The materials for collection in the models are similar to the Wales recycling blueprint and the Scottish code of practice for recycling, WRAP says and will contribute to UK-wide recycling consistency.

Importantly, food waste has been included in each model, which, along with plastics, Linda says has the greatest opportunity to do more to increase recycling.

Linda Crichton presenting the three systems
Linda Crichton presenting the three systems

By considering a more consistent approach in England it’s hoped the public will have a clearer idea about what can and can’t be recycled, as well as improve the quality of the recyclate collected.

“It was clear we weren’t doing consistency for consistency’s sake,” Linda said. “We had to deliver benefits.
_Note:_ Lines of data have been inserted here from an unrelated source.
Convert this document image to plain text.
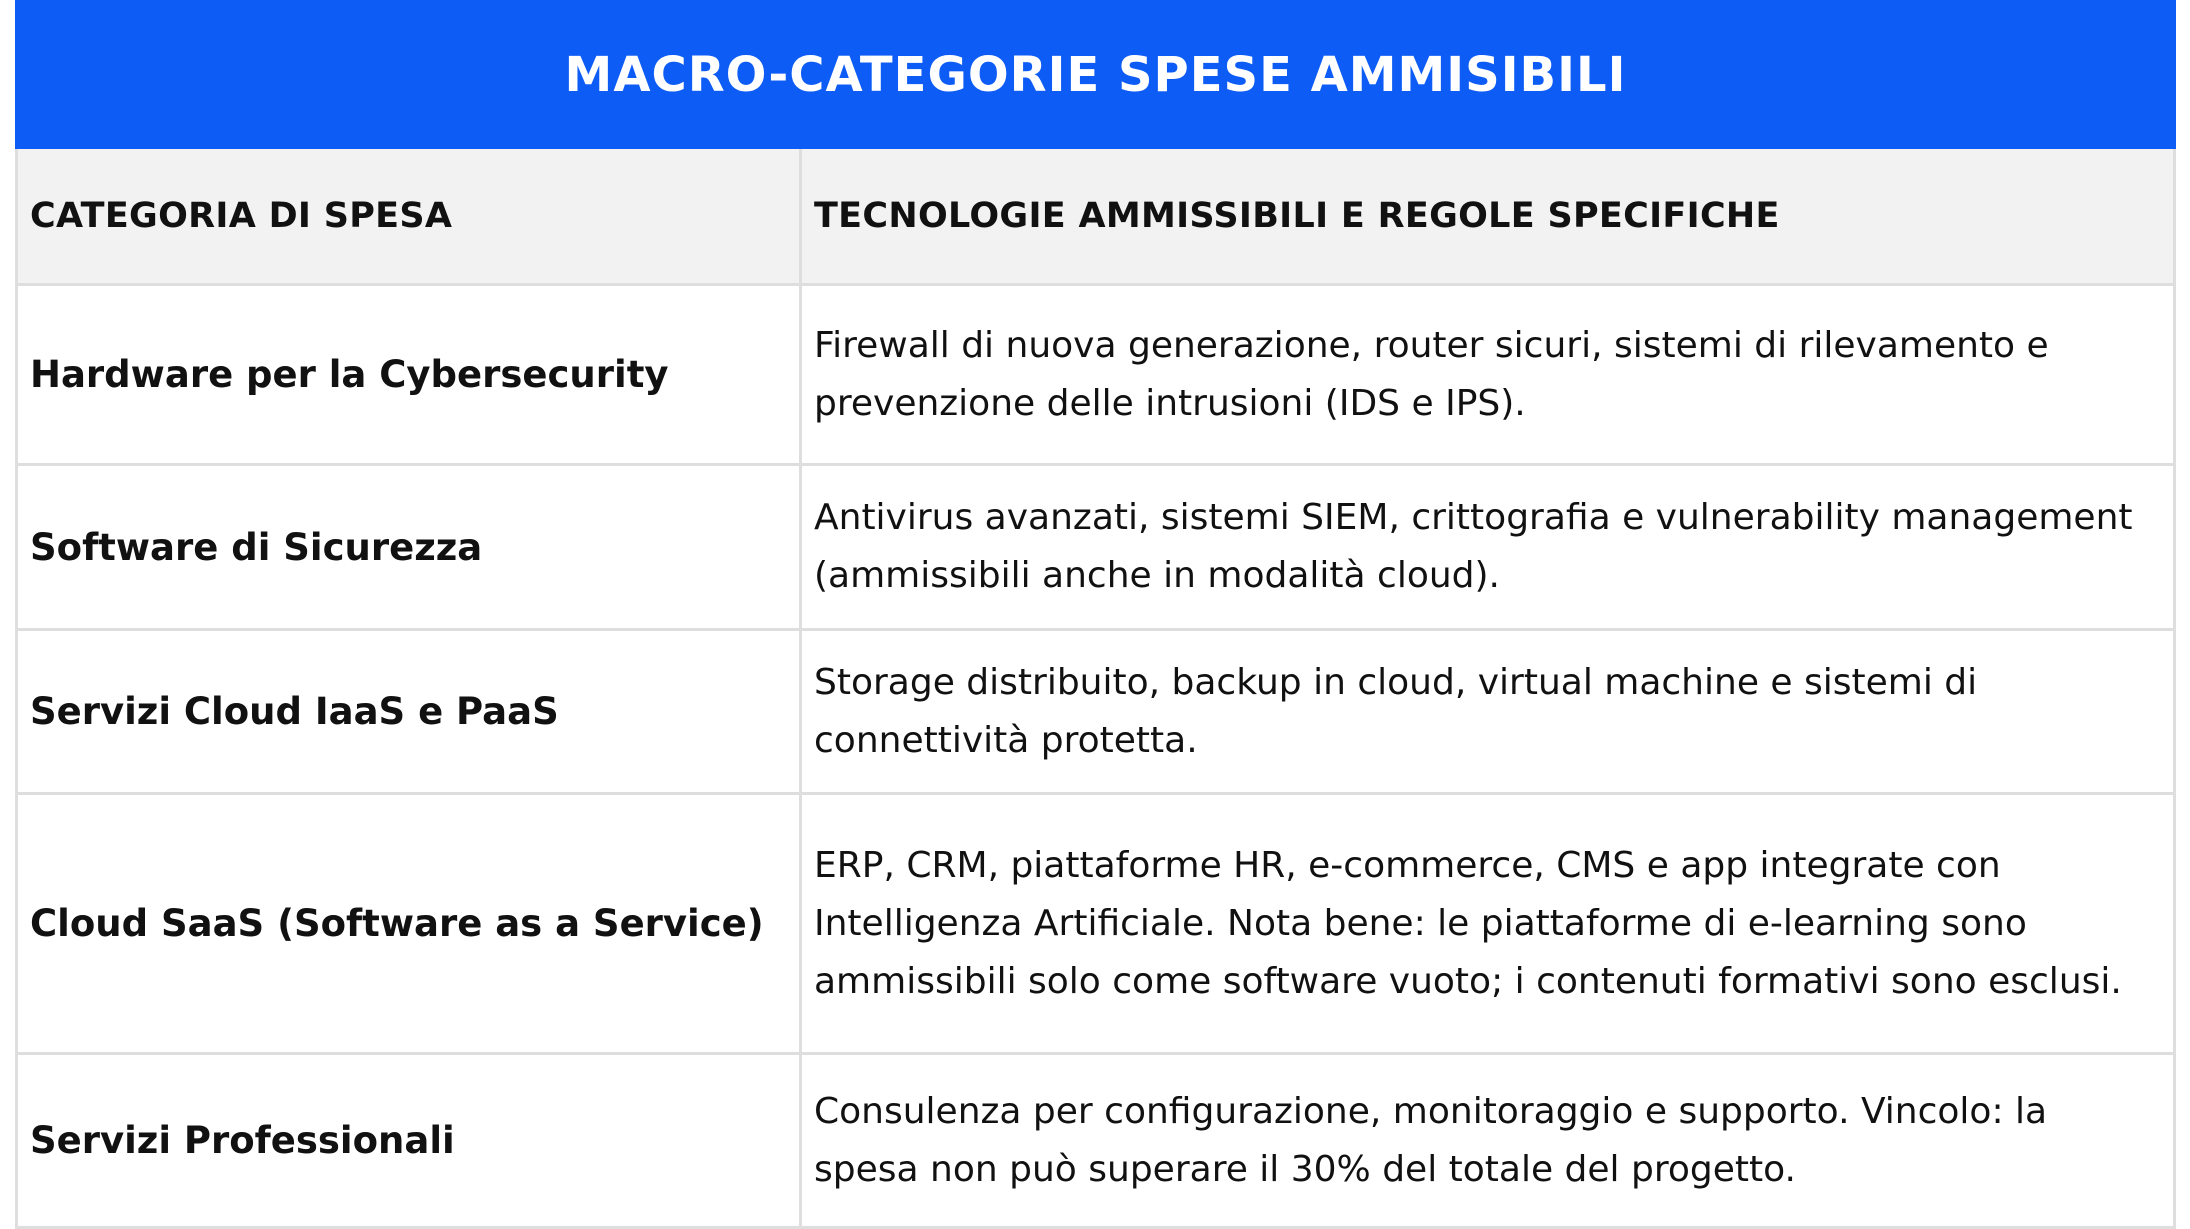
MACRO-CATEGORIE SPESE AMMISIBILI
CATEGORIA DI SPESA	TECNOLOGIE AMMISSIBILI E REGOLE SPECIFICHE
Hardware per la Cybersecurity
Firewall di nuova generazione, router sicuri, sistemi di rilevamento e prevenzione delle intrusioni (IDS e IPS).
Software di Sicurezza
Antivirus avanzati, sistemi SIEM, crittografia e vulnerability management (ammissibili anche in modalità cloud).
Servizi Cloud IaaS e PaaS
Storage distribuito, backup in cloud, virtual machine e sistemi di connettività protetta.
Cloud SaaS (Software as a Service)
ERP, CRM, piattaforme HR, e-commerce, CMS e app integrate con Intelligenza Artificiale. Nota bene: le piattaforme di e-learning sono ammissibili solo come software vuoto; i contenuti formativi sono esclusi.
Servizi Professionali
Consulenza per configurazione, monitoraggio e supporto. Vincolo: la spesa non può superare il 30% del totale del progetto.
It was about more recycling, better quality of materials and increasing the engagement of householders.”

The project comes in response to stagnating recycling figures in England, which is currently recycling 44% of household waste.

“It was clear we weren’t doing consistency for consistency’s sake,” Linda said. “We had to deliver benefits. It was about more recycling, better quality of materials and increasing the engagement of householders.”
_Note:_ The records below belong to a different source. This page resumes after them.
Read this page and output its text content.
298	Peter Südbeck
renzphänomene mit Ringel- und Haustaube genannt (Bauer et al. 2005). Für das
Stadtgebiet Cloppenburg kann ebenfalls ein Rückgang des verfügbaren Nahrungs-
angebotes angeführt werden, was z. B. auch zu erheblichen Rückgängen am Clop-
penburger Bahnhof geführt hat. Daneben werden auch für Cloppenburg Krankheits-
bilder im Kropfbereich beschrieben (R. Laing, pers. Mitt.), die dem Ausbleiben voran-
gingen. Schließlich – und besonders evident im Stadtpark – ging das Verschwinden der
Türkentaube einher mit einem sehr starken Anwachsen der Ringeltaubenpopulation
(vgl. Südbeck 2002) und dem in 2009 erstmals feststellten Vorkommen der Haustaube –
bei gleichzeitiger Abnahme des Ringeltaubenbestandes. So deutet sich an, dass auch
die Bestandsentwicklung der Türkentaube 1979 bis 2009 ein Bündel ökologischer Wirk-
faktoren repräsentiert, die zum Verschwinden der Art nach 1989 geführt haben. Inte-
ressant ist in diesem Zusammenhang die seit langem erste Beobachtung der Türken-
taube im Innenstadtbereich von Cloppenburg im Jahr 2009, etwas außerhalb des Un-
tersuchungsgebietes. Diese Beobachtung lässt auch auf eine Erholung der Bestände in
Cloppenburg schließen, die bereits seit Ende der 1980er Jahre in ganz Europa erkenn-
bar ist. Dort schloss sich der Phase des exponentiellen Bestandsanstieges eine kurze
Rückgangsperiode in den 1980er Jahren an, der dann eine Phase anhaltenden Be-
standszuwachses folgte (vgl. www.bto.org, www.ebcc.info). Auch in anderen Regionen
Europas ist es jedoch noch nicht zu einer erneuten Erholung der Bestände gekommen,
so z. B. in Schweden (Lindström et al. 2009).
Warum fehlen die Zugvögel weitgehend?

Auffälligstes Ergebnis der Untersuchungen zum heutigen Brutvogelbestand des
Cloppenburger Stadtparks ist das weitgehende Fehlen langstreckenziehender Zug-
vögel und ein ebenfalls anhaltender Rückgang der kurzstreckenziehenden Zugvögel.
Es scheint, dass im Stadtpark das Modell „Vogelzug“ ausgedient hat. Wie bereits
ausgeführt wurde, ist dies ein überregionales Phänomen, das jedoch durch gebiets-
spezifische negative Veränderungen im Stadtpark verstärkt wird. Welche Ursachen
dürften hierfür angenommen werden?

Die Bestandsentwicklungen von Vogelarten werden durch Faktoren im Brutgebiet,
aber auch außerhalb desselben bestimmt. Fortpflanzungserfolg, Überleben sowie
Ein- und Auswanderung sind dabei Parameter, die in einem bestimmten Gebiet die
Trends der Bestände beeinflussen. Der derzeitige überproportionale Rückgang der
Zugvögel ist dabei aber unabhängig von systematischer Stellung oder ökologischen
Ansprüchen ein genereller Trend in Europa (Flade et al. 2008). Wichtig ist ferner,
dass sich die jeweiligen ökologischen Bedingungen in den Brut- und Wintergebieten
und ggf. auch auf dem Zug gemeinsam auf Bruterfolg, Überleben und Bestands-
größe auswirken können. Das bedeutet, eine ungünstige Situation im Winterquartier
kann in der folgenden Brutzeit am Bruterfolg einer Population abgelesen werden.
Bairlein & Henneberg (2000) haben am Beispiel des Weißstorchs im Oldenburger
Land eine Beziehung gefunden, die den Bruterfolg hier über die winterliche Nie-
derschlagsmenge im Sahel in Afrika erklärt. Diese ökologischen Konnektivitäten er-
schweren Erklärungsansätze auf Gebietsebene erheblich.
Recycling consistency guidance for local authorities (LA) was set to be published in July, but with the replacement of Rory Stewart at Defra – who has been keen to drive the consistency issue – with Therese Coffey, WRAP delayed this.

WRAP confirmed that the drive for greater consistency in local recycling collections would be voluntary. Linda also confirmed that while Defra would not be stumping up more cash for the scheme, WRAP had allocated part of its budget next year to provide support to councils who are looking at a local business case for implementing one of the three models.
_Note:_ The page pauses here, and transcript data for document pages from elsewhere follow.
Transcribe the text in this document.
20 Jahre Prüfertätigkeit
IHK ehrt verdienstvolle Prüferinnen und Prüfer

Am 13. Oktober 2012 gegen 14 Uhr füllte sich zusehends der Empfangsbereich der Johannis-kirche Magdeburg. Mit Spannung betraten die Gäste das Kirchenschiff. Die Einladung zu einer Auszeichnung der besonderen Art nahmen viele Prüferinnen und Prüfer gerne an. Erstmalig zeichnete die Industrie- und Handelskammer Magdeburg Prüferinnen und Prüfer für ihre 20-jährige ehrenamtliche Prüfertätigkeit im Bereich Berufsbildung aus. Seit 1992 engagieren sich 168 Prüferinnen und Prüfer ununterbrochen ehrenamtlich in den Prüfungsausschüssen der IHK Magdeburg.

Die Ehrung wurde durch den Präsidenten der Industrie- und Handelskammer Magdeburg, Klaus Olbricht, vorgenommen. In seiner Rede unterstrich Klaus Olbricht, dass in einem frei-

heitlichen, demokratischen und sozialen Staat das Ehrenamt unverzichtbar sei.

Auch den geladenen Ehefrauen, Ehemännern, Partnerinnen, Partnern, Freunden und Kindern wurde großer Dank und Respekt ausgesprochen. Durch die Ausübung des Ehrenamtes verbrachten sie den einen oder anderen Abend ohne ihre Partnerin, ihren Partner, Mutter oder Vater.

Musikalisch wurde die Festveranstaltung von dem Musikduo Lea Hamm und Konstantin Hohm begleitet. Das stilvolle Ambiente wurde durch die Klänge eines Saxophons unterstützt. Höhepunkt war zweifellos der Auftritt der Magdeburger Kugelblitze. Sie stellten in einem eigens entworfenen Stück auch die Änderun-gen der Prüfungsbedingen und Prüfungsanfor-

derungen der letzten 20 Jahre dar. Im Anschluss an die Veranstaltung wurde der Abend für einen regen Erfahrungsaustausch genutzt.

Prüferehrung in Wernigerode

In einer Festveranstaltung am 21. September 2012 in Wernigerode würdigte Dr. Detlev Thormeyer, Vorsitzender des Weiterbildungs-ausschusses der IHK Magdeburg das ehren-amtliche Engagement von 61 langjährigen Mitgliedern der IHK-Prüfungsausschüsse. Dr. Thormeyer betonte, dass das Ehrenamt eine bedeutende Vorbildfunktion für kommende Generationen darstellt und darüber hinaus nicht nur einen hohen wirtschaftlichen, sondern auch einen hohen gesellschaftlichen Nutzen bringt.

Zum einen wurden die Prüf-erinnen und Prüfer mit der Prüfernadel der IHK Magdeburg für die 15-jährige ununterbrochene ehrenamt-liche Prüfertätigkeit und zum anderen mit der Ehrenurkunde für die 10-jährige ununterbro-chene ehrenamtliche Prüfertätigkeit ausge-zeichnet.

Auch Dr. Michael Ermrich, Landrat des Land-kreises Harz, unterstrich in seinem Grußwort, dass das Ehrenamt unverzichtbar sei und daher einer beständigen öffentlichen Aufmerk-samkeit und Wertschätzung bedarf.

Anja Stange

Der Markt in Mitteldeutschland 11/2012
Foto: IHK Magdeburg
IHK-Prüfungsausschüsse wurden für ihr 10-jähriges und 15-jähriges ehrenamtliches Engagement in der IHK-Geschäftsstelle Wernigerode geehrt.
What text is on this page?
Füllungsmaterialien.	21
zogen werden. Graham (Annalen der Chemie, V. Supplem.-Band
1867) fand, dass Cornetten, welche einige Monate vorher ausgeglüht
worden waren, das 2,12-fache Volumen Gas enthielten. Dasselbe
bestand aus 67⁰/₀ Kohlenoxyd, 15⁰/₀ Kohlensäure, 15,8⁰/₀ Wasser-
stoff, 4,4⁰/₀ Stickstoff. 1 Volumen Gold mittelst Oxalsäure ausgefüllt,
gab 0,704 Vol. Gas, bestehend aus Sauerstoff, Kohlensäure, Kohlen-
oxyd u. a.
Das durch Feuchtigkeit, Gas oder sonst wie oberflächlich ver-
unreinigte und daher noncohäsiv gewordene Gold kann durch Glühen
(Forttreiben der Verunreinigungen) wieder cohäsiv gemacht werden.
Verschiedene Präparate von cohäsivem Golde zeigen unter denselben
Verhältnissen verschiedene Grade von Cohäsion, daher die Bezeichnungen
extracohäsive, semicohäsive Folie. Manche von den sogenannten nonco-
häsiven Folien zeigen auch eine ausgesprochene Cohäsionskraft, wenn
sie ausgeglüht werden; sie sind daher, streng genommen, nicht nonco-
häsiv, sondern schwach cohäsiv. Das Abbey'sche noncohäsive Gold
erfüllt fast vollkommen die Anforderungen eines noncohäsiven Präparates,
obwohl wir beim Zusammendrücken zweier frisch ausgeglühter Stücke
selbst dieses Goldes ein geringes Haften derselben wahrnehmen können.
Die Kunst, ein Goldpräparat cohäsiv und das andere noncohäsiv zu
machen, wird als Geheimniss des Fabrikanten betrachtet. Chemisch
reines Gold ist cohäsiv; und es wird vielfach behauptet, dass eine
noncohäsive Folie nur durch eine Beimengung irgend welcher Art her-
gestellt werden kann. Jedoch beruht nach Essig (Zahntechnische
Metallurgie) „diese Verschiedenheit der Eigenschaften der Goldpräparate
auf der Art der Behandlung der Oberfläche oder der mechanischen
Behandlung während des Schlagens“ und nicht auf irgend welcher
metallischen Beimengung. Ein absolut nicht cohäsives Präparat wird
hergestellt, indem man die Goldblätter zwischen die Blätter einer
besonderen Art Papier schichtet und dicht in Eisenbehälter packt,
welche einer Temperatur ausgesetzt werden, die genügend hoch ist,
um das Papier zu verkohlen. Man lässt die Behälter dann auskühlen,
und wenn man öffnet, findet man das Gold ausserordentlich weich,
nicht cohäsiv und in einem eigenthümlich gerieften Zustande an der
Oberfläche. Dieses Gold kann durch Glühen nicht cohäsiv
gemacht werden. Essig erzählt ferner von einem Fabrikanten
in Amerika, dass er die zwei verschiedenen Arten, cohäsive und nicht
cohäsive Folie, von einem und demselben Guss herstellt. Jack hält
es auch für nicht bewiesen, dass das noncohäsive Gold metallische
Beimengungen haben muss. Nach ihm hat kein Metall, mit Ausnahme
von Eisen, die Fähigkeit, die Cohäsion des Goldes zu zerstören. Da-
WRAP predicts the benefits of these models being implemented could see over 11m tonnes of additional material collected for recycling and according to WRAP modeling, the “multi-stream” system comes out as being the most effective solution to deliver the greatest financial benefits for most councils.

Fire Prevention Plan Guidance

eaThe Environment Agency’s James Finch and John McCarthy clarified points surrounding its recently revised FPP guidance, also in the Local Authority Theatre.

The updated regulatory guidance aims to help reduce the risk and impact of fires at regulated waste sites.

The changes promote a risk-based approach to preventing fires and minimising the impact where they do occur, especially when a local community or critical infrastructure would be affected, the EA says.

The Wood Recyclers Association questioned the maximum four hour burn time in the original guidance and called for the EA to reconsider this in its revision, fearing too much emphasis is being placed on a burn time limit. However, the four hour burn time has remained.

“It’s nothing to fear. It’s more of an aim than an objective. It’s important to know that all the measures in the guidance are interrelated, and if they’re all implemented then they will in most cases achieve the [guidance] objectives.”

“We understand the four hour aim is a bit of a concern,” Finch said during the RWM session. “It’s nothing to fear. It’s more of an aim than an objective. It’s important to know that all the measures in the guidance are interrelated, and if they’re all implemented then they will in most cases achieve the [guidance] objectives.”

The guidance is designed to help achieve those objectives, the EA says.

“[The four hour burn time] is not an absolute deadline that you will be held to account over,” McCarthy added.

They also said that the four hour burn time, along with the other objectives in the guidance, are not concrete and may not even be necessary when taking individual site environments into account.

For example, the four hour burn time is partly aimed at reducing smoke and therefore potential harm to residents. If the site is not located in a high residential area, then this time may not be necessary condition.

The EA senior advisors stressed that plans would be treated on a case by case basis.

“It’s about protecting the public and reducing the number of serious incidents,” McCarthy said.

Finch also clarified a term in the guidance regarding “active firefighting”, stressing that this does not mean the operators should actively try to extinguish the fire, but “actively” make it as easy as possible for firefighters to do so, should one ignite, by providing such things as sufficient access and resources, for example.